Jaccard produced a 62-page report, studded with statistics generated by variations on widely accepted mathematical models of the Canadian economy, to answer the question posed by Suzuki and Pembina. Can a 25-per-cent reduction in carbon-dioxide emissions below their 1990 level be enforced over the next decade without destroying livelihoods and industry across the country?
The projections rely heavily on developing a network of carbon capture installations, waste gas transportation systems and disposal sites. The Alberta government has earmarked $2 billion to help start CCS pilot projects this winter.
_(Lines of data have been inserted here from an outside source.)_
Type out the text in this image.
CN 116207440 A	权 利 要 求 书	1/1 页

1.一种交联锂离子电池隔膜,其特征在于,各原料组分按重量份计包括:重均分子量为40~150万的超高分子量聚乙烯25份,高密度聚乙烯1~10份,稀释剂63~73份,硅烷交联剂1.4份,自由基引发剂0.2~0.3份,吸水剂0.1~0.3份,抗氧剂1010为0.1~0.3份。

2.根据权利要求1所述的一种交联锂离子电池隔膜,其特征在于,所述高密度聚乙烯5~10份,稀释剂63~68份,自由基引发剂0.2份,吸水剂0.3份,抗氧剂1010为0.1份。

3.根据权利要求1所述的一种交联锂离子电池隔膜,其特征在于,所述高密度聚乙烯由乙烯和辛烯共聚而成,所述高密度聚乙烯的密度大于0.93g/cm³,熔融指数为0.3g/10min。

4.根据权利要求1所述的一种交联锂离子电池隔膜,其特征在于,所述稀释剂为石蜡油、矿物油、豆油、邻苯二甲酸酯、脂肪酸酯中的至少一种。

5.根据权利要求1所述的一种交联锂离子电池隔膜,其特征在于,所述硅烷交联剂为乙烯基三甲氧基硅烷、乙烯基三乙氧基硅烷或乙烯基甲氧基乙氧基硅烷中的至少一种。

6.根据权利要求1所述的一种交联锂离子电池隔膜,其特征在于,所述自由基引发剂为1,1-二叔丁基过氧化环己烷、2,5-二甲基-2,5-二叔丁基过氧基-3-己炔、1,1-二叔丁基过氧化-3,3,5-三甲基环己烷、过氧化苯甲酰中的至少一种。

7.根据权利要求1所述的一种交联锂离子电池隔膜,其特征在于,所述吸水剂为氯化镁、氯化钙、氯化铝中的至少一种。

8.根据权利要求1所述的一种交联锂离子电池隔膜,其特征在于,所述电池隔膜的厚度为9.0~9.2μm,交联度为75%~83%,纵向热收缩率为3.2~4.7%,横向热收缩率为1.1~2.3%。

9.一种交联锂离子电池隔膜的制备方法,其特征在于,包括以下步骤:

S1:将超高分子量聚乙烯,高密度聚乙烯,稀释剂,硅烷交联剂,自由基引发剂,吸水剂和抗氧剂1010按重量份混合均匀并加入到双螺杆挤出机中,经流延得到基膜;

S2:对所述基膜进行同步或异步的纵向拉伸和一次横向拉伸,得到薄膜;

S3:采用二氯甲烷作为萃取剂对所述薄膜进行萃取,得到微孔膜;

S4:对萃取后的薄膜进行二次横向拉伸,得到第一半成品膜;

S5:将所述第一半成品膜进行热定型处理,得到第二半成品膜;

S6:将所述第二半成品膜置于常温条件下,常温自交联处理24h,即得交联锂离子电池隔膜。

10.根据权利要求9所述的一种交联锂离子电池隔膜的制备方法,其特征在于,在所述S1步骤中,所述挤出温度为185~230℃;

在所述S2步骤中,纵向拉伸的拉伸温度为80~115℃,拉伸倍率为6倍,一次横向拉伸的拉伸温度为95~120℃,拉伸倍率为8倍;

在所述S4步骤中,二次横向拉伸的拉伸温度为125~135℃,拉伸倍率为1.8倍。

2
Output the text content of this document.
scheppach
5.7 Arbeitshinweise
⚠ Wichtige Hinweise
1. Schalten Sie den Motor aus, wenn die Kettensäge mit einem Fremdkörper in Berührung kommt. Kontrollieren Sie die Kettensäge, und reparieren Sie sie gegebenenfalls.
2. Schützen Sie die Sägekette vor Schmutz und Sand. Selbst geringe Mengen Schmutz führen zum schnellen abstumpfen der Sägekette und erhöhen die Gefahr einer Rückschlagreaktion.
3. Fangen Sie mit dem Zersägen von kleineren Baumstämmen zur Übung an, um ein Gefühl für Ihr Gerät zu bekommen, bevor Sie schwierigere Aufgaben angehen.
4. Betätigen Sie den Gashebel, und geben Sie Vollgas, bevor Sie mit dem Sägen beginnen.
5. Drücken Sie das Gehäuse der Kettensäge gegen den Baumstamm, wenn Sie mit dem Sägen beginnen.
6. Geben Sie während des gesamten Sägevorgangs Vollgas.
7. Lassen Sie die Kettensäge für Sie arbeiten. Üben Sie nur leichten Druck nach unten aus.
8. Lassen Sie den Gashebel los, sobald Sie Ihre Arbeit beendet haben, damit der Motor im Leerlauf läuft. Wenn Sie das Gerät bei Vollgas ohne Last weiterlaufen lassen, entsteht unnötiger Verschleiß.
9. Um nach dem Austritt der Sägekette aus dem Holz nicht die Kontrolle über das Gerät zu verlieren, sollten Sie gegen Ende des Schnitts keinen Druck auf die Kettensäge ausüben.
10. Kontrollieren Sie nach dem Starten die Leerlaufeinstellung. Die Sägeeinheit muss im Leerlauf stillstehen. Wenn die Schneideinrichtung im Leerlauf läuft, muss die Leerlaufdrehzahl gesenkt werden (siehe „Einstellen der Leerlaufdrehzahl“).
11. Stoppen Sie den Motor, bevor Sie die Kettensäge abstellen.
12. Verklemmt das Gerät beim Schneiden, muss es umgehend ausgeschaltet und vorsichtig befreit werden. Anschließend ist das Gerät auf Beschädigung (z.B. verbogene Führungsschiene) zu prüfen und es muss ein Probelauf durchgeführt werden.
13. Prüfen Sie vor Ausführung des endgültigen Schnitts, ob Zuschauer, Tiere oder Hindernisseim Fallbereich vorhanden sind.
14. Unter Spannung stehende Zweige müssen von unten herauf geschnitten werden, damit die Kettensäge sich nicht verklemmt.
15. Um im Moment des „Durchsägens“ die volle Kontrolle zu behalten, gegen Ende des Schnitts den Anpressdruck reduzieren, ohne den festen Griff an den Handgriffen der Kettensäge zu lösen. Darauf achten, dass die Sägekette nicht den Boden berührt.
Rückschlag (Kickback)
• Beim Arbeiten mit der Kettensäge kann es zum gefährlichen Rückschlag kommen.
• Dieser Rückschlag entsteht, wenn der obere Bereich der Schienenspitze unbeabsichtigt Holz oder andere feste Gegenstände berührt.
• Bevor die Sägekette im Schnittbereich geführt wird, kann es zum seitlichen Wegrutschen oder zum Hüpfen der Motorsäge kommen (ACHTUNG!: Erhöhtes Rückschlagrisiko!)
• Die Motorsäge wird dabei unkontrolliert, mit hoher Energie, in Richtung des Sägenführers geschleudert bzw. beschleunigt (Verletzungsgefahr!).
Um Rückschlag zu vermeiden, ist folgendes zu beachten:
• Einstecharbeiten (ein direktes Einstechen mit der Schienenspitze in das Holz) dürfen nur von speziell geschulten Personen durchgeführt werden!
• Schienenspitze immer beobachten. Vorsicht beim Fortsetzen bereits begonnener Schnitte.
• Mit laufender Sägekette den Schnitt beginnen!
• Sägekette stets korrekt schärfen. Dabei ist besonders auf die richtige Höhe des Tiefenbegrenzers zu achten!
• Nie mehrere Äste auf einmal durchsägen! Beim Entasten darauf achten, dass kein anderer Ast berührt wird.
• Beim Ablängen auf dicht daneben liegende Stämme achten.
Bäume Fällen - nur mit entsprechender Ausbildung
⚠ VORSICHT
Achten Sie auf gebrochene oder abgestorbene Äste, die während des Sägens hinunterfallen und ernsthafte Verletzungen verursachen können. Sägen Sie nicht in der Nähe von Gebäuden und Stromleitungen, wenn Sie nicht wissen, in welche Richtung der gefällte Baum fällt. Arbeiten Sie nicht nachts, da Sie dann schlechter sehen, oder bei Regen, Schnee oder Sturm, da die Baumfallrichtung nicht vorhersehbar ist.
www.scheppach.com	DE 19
The environmentalists do not specify whether or how to use public money on the waste disposal network, although they call for “targeted regulations and investments to expand the use of clean technology.”
Under the environmentalist scenarios, Canada can lop 105 million tonnes a year off national carbon emissions by 2020 with CCS if member countries of the Organization for Economic Co-operation and Development work together on climate change strategies. The second-biggest reduction, 62 million tonnes, would be achieved by energy efficiency measures such as better vehicles, public transit and buildings.
Even if OECD collaborative policies come up short and Canada acts alone, the green groups’ study identifies CCS as still the top technology for cutting emissions. The country can unilaterally reduce carbon-dioxide waste vented into the atmosphere by 94 million tonnes in the next decade, the report predicts.
In both scenarios, CCS achieves nearly one-fourth of the environmentalists’ total national emissions reduction target of 444 million tonnes per year. As a force for driving development of disposal systems, the green groups call for gradually rising emissions penalties starting at $50 per tonne in 2010 then increasing to $200 in 2020.
Suzuki and Pembina also maintain the Canadian economy can also have 20-per-cent growth by 2020, partly as a result of redirecting investment into installing emissions reduction technology. “This study shows the targets established by the scientific community are realistic and achievable,” the green groups say.
But the study, titled Deep Reductions, Strong Growth, acknowledges not all industrial and employment sectors will benefit if all the green groups’ recommendations are followed. Over the 10 years of 2011-20, the report projects sharp cuts in “labor expenditures” of 15 per cent in oil production, 25 per cent in natural gas extraction, 36 per cent in coal mining and seven per cent in electricity. The environmentalists’ candor stops there. Neither they nor Jaccard publish estimates of the job losses represented by those spending cuts.